The more things change, the more they stay the same.
Most of us were gathered here at the Curmudgeon Manse for Easter Dinner this past Sunday. Only Older Daughter and her husband Hank were absent. (When one's a nurse and the other gets paid to sing in church and they live 185 miles away, they'll miss their share of holiday dinners. It's OK.)
We don't sit down together as a family for dinner that often. We never did. Long Suffering Spouse ate with the kids when they were little; I would generally come home long after they'd eaten, sometimes even after they'd gone to bed. Long Suffering Spouse didn't mind so much, not really, because without me there to set a bad example, she could get most of the kids to eat exotic things like fruits or vegetables. Only Oldest Son's picky palate proved that bad eating habits are not just learned behavior.
But we generally sit down together for dinner at the holidays. Dinner conversation on those occasions is pretty much a contact sport. I think it's all good-natured. I'd better think it's all good natured -- I give at least as good as I get even though I'm picking on people who are going to pick out my nursing home some day.
Sunday the focus of the table talk was on Middle Son. I discovered late last week that he'd gone "Facebook official," confirming that he is actually dating a girl.
It is important to pause here and consider the magnitude of my achievement. Younger Daughter is one of the all-time great Facebook snoops -- but I was the one to make this discovery.
I noted, too, that the girl in question hails from Michigan. So I asked Middle Son whether the girl was going to be in Chicago over the holiday weekend. If she wasn't going to be going home to her family, she could always have dinner with us, I told him.
"We'll see," said Middle Son. In this context, "we'll see" means "absolutely no freaking way in the world." So I was not terribly surprised that Middle Son showed up to dinner alone.
If he thought, though, that he would evade discussion of what may or may not be a budding relationship by this omission, he was sadly mistaken.
I mentioned to my daughter-in-law, Abby, how much this situation reminded me of a similar situation just three years ago. I told Abby how we'd been so worried about her on that occasion, a thousand miles from her family, alone in her studio apartment, eating beans out of a tin can... and, now, it seemed, some other poor girl was in the same predicament. This little speech made Abby, Oldest Son and Middle Son all uncomfortable at the same time.
Middle Son tried to change the subject. It seems that he'd had a party at his place to celebrate the end of tax season (it's an accounting thing) and Younger Daughter had invited herself over.
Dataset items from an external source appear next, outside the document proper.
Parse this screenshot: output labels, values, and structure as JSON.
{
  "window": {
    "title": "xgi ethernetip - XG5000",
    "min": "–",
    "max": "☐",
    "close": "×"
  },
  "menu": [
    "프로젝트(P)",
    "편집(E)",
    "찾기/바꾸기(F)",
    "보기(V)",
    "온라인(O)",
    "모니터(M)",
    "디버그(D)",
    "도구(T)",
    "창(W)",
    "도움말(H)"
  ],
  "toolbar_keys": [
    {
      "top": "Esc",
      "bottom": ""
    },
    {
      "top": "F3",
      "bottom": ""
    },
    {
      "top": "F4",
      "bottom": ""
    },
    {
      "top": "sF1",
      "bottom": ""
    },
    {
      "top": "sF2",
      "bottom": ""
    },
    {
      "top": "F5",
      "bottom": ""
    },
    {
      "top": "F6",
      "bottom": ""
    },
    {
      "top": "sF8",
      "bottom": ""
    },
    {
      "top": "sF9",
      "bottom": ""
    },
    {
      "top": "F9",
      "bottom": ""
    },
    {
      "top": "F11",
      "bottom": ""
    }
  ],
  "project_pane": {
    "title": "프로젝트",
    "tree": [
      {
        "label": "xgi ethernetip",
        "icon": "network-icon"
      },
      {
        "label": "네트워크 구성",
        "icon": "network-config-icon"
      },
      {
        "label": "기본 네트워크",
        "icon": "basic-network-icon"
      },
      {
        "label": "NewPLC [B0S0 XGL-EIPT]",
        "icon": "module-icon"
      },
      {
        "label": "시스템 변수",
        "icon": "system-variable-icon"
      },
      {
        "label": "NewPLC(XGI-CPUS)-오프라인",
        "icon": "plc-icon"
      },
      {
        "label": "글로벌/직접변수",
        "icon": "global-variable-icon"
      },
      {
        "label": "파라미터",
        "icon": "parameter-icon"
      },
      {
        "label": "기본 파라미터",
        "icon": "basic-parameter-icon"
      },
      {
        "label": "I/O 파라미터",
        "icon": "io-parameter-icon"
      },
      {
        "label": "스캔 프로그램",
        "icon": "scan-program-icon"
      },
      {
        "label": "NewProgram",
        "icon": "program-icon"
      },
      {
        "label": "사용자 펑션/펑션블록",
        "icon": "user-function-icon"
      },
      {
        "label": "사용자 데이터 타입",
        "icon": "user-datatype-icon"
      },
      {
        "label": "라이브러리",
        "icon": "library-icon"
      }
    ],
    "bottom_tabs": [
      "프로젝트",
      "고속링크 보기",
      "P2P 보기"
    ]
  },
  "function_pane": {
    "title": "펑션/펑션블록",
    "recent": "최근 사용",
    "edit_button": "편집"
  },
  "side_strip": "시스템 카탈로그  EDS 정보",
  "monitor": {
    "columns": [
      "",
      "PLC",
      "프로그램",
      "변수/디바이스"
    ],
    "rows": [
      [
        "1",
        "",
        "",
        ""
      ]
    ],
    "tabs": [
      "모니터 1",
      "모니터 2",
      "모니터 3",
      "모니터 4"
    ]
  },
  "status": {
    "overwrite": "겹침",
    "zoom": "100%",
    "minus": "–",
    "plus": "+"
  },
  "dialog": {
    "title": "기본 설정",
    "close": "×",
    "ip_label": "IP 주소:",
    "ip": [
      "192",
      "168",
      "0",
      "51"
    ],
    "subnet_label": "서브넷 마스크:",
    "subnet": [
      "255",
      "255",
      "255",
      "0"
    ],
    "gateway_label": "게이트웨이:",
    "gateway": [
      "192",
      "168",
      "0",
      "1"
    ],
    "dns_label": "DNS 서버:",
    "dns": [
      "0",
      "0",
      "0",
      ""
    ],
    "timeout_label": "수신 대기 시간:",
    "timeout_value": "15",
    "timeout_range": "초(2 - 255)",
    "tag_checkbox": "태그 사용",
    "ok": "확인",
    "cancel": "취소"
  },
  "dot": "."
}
In fact, she'd gotten there a couple of hours before Middle Son arrived. He'd had to go to a client dinner in the south suburbs that night -- he wasn't planning on that -- so he was the last to arrive at his own party. He wanted to talk about how freely Younger Daughter had partaken of the spirits on offer at the apartment prior to his arrival -- but Younger Daughter turned the tables on him. Yes, she'd overindulged, Younger Daughter admitted -- and Long Suffering Spouse was not amused -- but, when Middle Son finally arrived, who was he with but the girl with whom he is now linked on Facebook?
I don't know if anything will come of this, of course. This is Middle Son's problem, not mine.
But the consensus among the women-folk in the Curmudgeon family (and, believe me, Older Daughter has since weighed in on this topic as well) is that acknowledging a relationship on Facebook is an Important Step.
1 comment:
well the duck has yet to bring home a girl. he dates but that's about it... sigh.